Today, I’m actually thinking about people and our declarations.
I love people. We’re hilariously self-righteous and completely unable to get the point sometimes and even more unable to reconcile the competing truths of “it’s not about me” and “it’s all about me.”
Lately, I have seen a rash of declarations on Facebook from people who, largely inspired by the Netflix documentary The Social Dilemma, are getting off of Facebook and other social media platforms. I applaud these people. Truly. Social media is brain bacon. Not an easy thing to give up.
I recently made such a declaration of my own about Amazon. I have disliked my relationship with Amazon for years, but I’d finally hit the wall. I knew they had some questionable practices and honestly, I didn’t like how the one-click consumption felt inside me.

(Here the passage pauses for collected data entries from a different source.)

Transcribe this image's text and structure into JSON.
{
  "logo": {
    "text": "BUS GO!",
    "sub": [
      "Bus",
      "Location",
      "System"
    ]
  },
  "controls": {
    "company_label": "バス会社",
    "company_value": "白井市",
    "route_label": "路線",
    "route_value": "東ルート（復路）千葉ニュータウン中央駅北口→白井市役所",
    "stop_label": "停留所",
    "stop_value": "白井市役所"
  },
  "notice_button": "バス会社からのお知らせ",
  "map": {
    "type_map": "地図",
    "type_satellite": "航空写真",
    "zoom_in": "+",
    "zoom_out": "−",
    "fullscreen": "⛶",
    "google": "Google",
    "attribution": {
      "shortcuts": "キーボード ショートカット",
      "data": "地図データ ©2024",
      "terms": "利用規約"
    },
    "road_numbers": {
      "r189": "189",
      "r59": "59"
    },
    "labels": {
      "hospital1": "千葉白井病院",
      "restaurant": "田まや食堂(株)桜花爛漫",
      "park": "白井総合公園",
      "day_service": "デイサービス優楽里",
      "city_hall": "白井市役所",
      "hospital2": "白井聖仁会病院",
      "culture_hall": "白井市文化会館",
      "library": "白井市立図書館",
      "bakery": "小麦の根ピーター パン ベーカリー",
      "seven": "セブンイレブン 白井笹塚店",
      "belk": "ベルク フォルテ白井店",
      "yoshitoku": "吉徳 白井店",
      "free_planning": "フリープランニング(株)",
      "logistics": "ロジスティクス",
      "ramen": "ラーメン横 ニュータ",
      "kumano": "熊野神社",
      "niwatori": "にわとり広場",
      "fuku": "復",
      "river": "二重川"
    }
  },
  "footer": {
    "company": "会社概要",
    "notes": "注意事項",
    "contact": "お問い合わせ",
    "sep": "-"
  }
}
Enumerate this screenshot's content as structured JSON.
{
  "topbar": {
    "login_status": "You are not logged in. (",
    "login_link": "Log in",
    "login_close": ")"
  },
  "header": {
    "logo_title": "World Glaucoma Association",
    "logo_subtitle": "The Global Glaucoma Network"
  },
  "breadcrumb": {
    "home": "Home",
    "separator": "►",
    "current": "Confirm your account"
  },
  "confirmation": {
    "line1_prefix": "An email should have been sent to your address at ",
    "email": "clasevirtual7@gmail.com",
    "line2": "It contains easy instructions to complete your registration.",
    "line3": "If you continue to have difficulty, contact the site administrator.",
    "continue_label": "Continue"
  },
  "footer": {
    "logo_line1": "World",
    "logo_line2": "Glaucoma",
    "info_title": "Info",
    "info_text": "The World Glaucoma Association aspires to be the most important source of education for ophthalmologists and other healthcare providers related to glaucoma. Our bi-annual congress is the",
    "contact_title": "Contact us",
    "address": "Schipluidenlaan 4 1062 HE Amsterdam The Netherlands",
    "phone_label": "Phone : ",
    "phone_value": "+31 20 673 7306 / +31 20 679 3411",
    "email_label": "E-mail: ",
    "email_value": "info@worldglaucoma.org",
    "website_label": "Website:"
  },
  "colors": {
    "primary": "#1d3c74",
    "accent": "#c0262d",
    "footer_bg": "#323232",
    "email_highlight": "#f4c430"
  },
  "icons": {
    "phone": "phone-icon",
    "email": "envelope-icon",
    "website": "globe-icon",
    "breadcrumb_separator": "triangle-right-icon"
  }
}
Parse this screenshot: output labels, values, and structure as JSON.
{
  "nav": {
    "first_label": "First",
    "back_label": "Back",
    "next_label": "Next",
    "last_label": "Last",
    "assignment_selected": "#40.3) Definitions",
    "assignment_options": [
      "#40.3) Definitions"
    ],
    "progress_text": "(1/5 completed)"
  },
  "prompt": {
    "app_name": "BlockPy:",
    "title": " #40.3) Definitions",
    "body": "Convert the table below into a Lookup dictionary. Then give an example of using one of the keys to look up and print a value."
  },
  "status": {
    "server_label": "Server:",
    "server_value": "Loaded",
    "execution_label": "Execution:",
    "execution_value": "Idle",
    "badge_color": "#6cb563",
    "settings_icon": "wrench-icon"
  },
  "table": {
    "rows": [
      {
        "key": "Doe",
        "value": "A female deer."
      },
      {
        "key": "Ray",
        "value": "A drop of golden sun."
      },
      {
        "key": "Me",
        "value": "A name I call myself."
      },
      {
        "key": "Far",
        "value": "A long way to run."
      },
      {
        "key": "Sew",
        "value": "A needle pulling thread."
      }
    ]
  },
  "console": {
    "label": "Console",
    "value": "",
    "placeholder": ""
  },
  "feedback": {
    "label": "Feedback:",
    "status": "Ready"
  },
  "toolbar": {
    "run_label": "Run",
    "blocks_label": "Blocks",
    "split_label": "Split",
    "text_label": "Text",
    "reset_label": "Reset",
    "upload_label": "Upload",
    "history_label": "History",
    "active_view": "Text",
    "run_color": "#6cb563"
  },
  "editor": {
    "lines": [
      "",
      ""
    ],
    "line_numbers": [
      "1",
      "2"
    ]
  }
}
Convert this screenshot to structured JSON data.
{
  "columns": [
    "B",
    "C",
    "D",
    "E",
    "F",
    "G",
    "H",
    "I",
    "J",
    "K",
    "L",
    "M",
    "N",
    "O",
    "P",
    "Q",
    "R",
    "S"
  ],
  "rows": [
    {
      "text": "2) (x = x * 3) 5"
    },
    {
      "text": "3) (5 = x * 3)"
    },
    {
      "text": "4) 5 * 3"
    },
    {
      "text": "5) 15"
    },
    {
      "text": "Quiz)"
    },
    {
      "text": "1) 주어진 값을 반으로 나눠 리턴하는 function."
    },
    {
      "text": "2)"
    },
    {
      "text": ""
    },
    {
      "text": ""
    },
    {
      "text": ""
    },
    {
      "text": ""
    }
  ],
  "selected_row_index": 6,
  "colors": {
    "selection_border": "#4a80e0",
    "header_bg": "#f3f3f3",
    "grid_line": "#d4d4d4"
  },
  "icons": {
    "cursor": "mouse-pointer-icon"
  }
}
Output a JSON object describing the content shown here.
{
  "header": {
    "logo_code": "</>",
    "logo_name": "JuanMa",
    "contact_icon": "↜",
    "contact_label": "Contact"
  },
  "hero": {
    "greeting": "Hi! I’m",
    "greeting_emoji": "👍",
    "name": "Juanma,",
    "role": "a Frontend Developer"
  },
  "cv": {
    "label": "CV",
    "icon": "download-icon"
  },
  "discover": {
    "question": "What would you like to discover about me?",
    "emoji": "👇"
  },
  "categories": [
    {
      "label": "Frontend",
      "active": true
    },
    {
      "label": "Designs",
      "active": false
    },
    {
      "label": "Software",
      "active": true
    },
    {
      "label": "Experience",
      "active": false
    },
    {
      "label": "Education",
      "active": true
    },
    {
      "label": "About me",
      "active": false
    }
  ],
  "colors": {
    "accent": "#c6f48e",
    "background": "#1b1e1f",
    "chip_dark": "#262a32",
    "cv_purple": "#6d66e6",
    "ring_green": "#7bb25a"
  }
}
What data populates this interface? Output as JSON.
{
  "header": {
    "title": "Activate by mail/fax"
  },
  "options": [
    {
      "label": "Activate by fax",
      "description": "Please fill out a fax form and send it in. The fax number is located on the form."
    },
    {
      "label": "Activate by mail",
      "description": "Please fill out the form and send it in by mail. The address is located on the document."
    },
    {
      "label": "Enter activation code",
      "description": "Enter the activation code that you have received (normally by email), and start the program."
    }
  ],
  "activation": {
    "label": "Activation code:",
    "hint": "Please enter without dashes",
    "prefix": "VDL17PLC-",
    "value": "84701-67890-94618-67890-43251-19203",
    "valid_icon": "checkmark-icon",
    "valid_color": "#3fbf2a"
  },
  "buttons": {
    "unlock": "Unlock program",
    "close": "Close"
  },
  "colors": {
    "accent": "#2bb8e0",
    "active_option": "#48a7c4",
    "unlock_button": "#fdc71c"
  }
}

Following along with my vegetarian metaphor, let’s be clear. I thought about steak and hamburgers and even hot dogs and salami pretty much every day for the first 6 months after I abandoned my carnivorous ways. Such easy protein. So familiar. So salty and tasty and satisfying. I kept on, though and now my pangs for meat are rare. I feel increasingly solid in my decision.
This pulling away from Amazon feels the same.
It’s been so awesome (if not a little disturbing) to order cat litter at 8am and to have it ON my doorstep by 2pm the same day! With free shipping! Anything I could ever want was available, cheaper than anywhere else. Prime was like a gateway drug. I had become accustomed to ignoring shipping costs entirely.
I’m just two months into my “no more Amazon” situation and I have to tell you it makes life less convenient, but I am spending way less and I really think about what I need when I go to buy something. If I order online, I do have to pay for shipping or it’s $2 or $3 or $5 more expensive from a non-Amazon business. Often, I just don’t buy it or I go down to a real store in town to get whatever it is. It feels more in balance for the way I want to live my life and it feels like one small thing I can do to remove myself from what feels like a giant tide of ills in our world.
I shared my decision publicly for a couple of reasons. I wanted to let others who have been on the same fence I was on that this choice is one that can be made and that a relatively sane person they know could and did make it. My FB chums could see that a person who has a child, a business and is busy enough to “justify” the ease of Amazon was giving an Amazon-free life a try. I also shared it because I wanted to hold myself accountable. When you say it out loud, it’s real. I didn’t want it to be like my always-failed annual resolution to floss my teeth every day that I never share because I know I won’t do it. This felt important to me, so I wanted to be “out” about it.
Do I hope that you’ll join me? Definitely. Do I think you will? Maybe not. Will I judge you if you keep using Amazon? Nope. You live your life. I’ll live my life. We can learn from each other without shaming and blaming. We all have our things we can no longer abide. When we share about our experiences of hitting those walls, we move each other. We might move toward each other. We might move away, but we are all connected. Nothing happens in a vacuum. If my desertion of Amazon feels like an invitation to you, I welcome you to join me. If it feels like a challenge to your character, that might not be about me.